A couple of my coworkers who do Facebook had some gruesome photos of the damage at Port Fourchon. I’m surprised no one started a thread on it yet? Who has good pics? I seen one with 1 of the C-Ports nearly at a total loss. A lot of that port was built when the price of oil was near or in the $100’s without so many electric cars around when green energy wasn’t on the front page everyday like it is now. I wonder if investors & owners of the damaged properties will bank the insurance money or rebuild to have it ready to set empty in time for the next oil crunch?
Most of the OSV fleet is at the anchorage in Galveston. We honestly have no idea what’s next.
Would imagine Cameron and Theodore will become the main places we will work out of till they clear Fourchon. Galveson would be a good place also, but since the pilots convinced the government that any vessel over 100grt or 500gt is to dangerous to let navigate up the channel with out one of them on board that’s a non starter. Cat island pass to Houma and I imagine the Atchafalaya river up to a Morgan City need to be surveyed before we can run in and out of them. Not that the any boat over 11ft could go up cat island pass before the storm.
We where already gearing up for another oil boom, and dealing with a sever man shortage. This will just kick it up another notch.
Thanks, I didn’t know where it was located but that is exactly what I was referring to. I was wondering if those LNG osv’s can load anywhere with trucks or does USCG/federal/state officials require them to load at terminals that meet certain guidelines? If the later, good thing they can run off of diesel as well because it could be a while before Fourchon is back to full capacity.
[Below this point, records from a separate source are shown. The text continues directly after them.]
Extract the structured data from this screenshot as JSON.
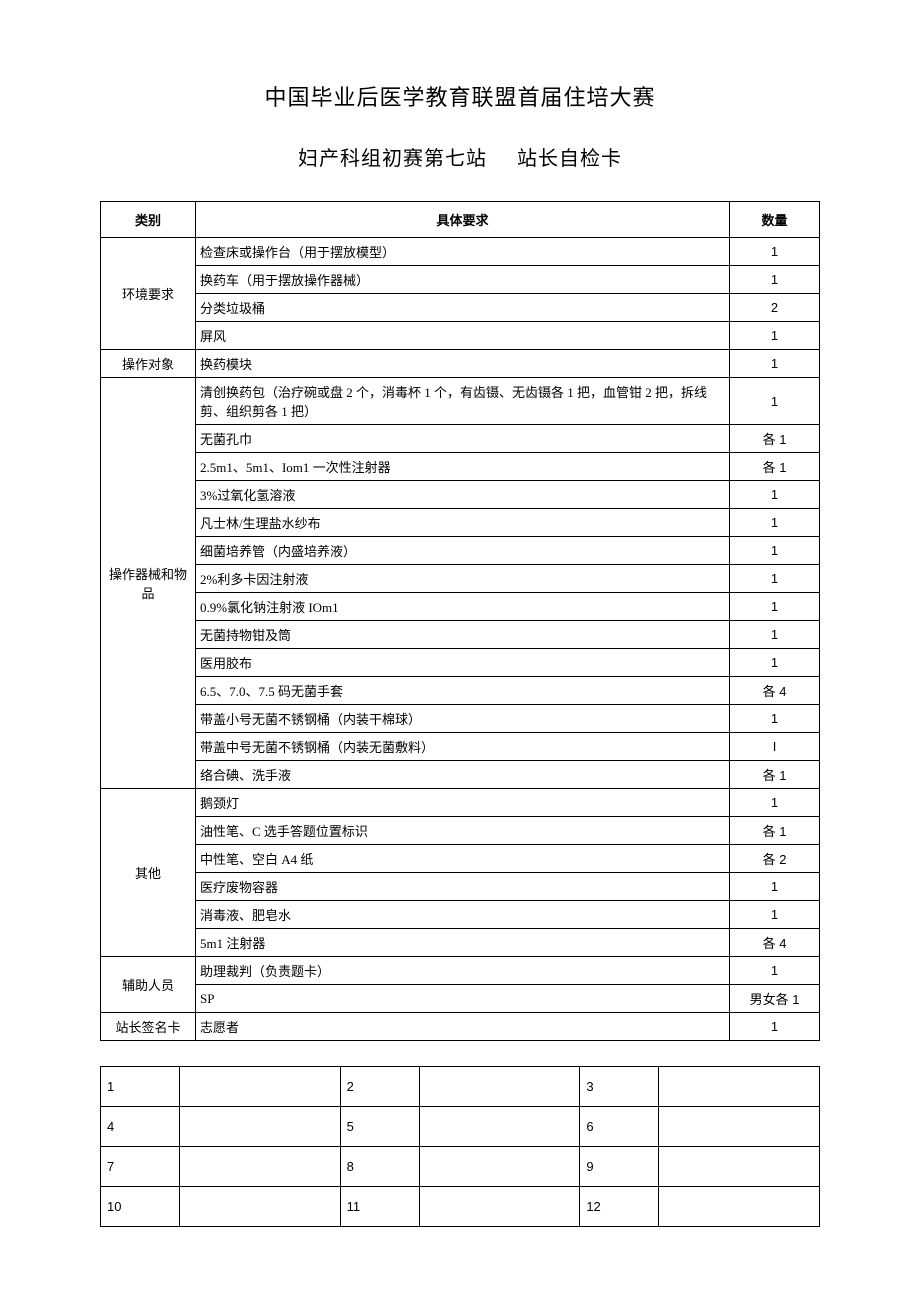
{
  "title_main": "中国毕业后医学教育联盟首届住培大赛",
  "title_sub_left": "妇产科组初赛第七站",
  "title_sub_right": "站长自检卡",
  "headers": {
    "category": "类别",
    "requirement": "具体要求",
    "quantity": "数量"
  },
  "sections": [
    {
      "category": "环境要求",
      "rows": [
        {
          "req": "检查床或操作台（用于摆放模型）",
          "qty": "1"
        },
        {
          "req": "换药车（用于摆放操作器械）",
          "qty": "1"
        },
        {
          "req": "分类垃圾桶",
          "qty": "2"
        },
        {
          "req": "屏风",
          "qty": "1"
        }
      ]
    },
    {
      "category": "操作对象",
      "rows": [
        {
          "req": "换药模块",
          "qty": "1",
          "tall": true
        }
      ]
    },
    {
      "category": "操作器械和物品",
      "rows": [
        {
          "req": "清创换药包（治疗碗或盘 2 个，消毒杯 1 个，有齿镊、无齿镊各 1 把，血管钳 2 把，拆线剪、组织剪各 1 把）",
          "qty": "1",
          "tall": true
        },
        {
          "req": "无菌孔巾",
          "qty": "各 1",
          "tall": true
        },
        {
          "req": "2.5m1、5m1、Iom1 一次性注射器",
          "qty": "各 1",
          "tall": true
        },
        {
          "req": "3%过氧化氢溶液",
          "qty": "1"
        },
        {
          "req": "凡士林/生理盐水纱布",
          "qty": "1"
        },
        {
          "req": "细菌培养管（内盛培养液）",
          "qty": "1"
        },
        {
          "req": "2%利多卡因注射液",
          "qty": "1"
        },
        {
          "req": "0.9%氯化钠注射液 IOm1",
          "qty": "1"
        },
        {
          "req": "无菌持物钳及筒",
          "qty": "1"
        },
        {
          "req": "医用胶布",
          "qty": "1"
        },
        {
          "req": "6.5、7.0、7.5 码无菌手套",
          "qty": "各 4"
        },
        {
          "req": "带盖小号无菌不锈钢桶（内装干棉球）",
          "qty": "1"
        },
        {
          "req": "带盖中号无菌不锈钢桶（内装无菌敷料）",
          "qty": "I"
        },
        {
          "req": "络合碘、洗手液",
          "qty": "各 1"
        }
      ]
    },
    {
      "category": "其他",
      "rows": [
        {
          "req": "鹅颈灯",
          "qty": "1"
        },
        {
          "req": "油性笔、C 选手答题位置标识",
          "qty": "各 1"
        },
        {
          "req": "中性笔、空白 A4 纸",
          "qty": "各 2"
        },
        {
          "req": "医疗废物容器",
          "qty": "1"
        },
        {
          "req": "消毒液、肥皂水",
          "qty": "1"
        },
        {
          "req": "5m1 注射器",
          "qty": "各 4"
        }
      ]
    },
    {
      "category": "辅助人员",
      "rows": [
        {
          "req": "助理裁判（负责题卡）",
          "qty": "1"
        },
        {
          "req": "SP",
          "qty": "男女各 1"
        }
      ]
    },
    {
      "category": "站长签名卡",
      "rows": [
        {
          "req": "志愿者",
          "qty": "1"
        }
      ]
    }
  ],
  "sign_grid": [
    [
      "1",
      "2",
      "3"
    ],
    [
      "4",
      "5",
      "6"
    ],
    [
      "7",
      "8",
      "9"
    ],
    [
      "10",
      "11",
      "12"
    ]
  ],
  "colors": {
    "text": "#000000",
    "border": "#000000",
    "background": "#ffffff"
  },
  "fonts": {
    "body_family": "SimSun",
    "title_size_pt": 16,
    "body_size_pt": 10
  }
}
Considering that IDA was almost at category 5 when made landfall and that Port Fourchon took a direct hit, I am surprised at the damage is only limited to what it is. I really expected to see vessels rolled over at their berths and the large C-Port buildings simply vanished.
I figured they’ll have the port fully restored inside of a year provided that the causeway didn’t get destroyed over a long length of it.